Remembering History - Sitting for Justice: Woolworth’s Lunch Counter

It was 54 years ago yesterday that four black college students took the bold step of sitting down at a whites only lunch counter at the Woolworth’s store in Greensboro, North Carolina, and asking for service.  Not surprisingly, their request was rejected.  They were eventually joined in coming days by additional students, including my friend Ann Vernon, the first recipient of the Equality Virginia "Legends" award.  Ultimately, Woolworth capitulated and the lunch counter was desegregated.  Lest we forget, the Bible was used to justify segregation (as it had previously been used to justify slavery) just as the Bible is now used to justify anti-gay discrimination.  Some things change, but not the use of the Bible by the "godly Christians" to justify hate and bigotry.  Here are highlights from the Smithsonian webpage:

On February 1, 1960, four African American college students sat down at a lunch counter at Woolworth’s in Greensboro, North Carolina, and politely asked for service. Their request was refused.
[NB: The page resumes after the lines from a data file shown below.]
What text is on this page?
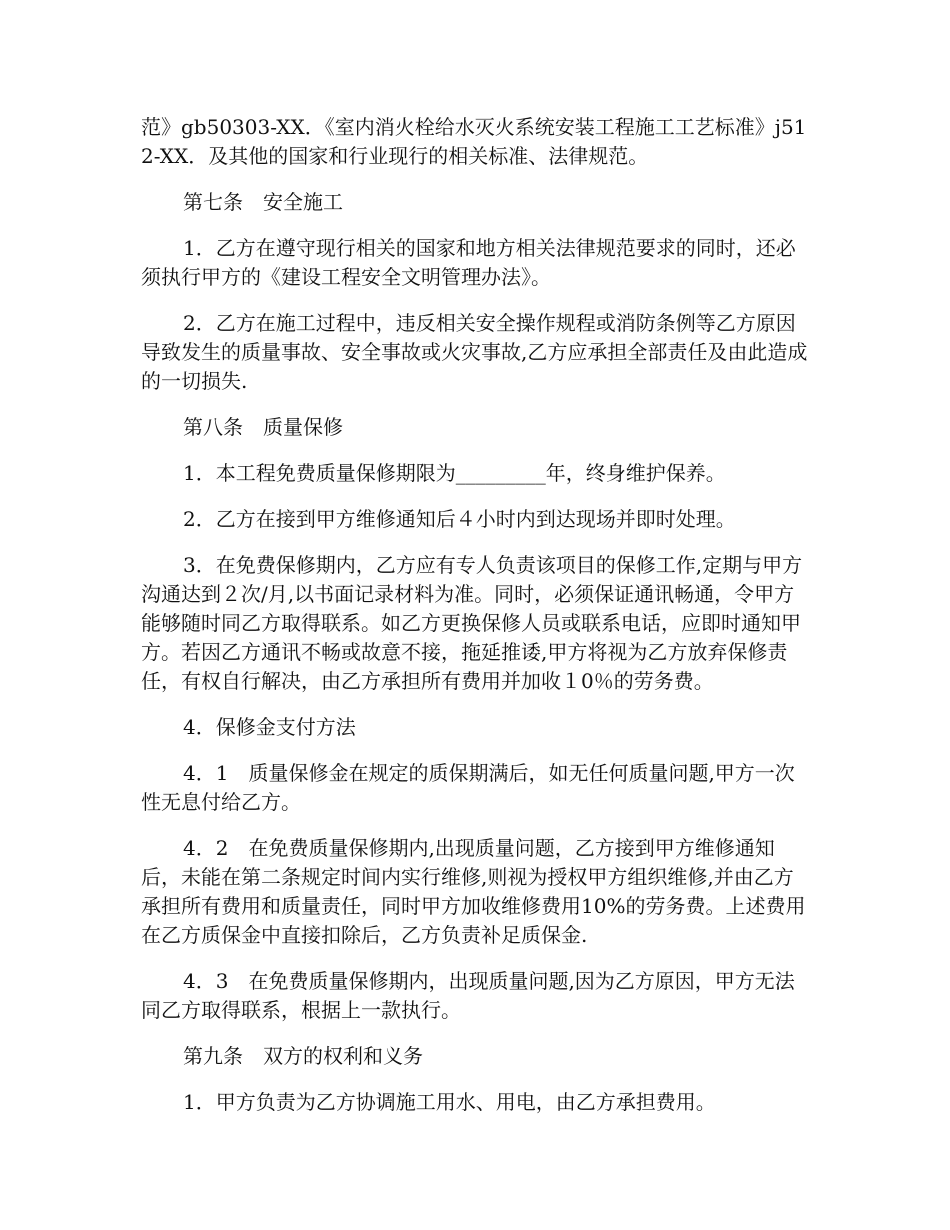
范》gb50303-XX．《室内消火栓给水灭火系统安装工程施工工艺标准》j512-XX．及其他的国家和行业现行的相关标准、法律规范。

第七条　安全施工

1．乙方在遵守现行相关的国家和地方相关法律规范要求的同时，还必须执行甲方的《建设工程安全文明管理办法》。

2．乙方在施工过程中，违反相关安全操作规程或消防条例等乙方原因导致发生的质量事故、安全事故或火灾事故,乙方应承担全部责任及由此造成的一切损失.

第八条　质量保修

1．本工程免费质量保修期限为_________年，终身维护保养。

2．乙方在接到甲方维修通知后４小时内到达现场并即时处理。

3．在免费保修期内，乙方应有专人负责该项目的保修工作,定期与甲方沟通达到２次/月,以书面记录材料为准。同时，必须保证通讯畅通，令甲方能够随时同乙方取得联系。如乙方更换保修人员或联系电话，应即时通知甲方。若因乙方通讯不畅或故意不接，拖延推诿,甲方将视为乙方放弃保修责任，有权自行解决，由乙方承担所有费用并加收１0％的劳务费。

4．保修金支付方法

4．1　质量保修金在规定的质保期满后，如无任何质量问题,甲方一次性无息付给乙方。

4．2　在免费质量保修期内,出现质量问题，乙方接到甲方维修通知后，未能在第二条规定时间内实行维修,则视为授权甲方组织维修,并由乙方承担所有费用和质量责任，同时甲方加收维修费用10%的劳务费。上述费用在乙方质保金中直接扣除后，乙方负责补足质保金.

4．3　在免费质量保修期内，出现质量问题,因为乙方原因，甲方无法同乙方取得联系，根据上一款执行。

第九条　双方的权利和义务

1．甲方负责为乙方协调施工用水、用电，由乙方承担费用。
When asked to leave, they remained in their seats. Their passive resistance and peaceful sit-down demand helped ignite a youth-led movement to challenge racial inequality throughout the South. 

In Greensboro, hundreds of students, civil rights organizations, churches, and members of the community joined in a six-month-long protest. Their commitment ultimately led to the desegregation of the F. W. Woolworth lunch counter on July 25, 1960.
Note from the photo above how blacks were good enough to prepare food for whites, but not good enough to be served as paying patrons.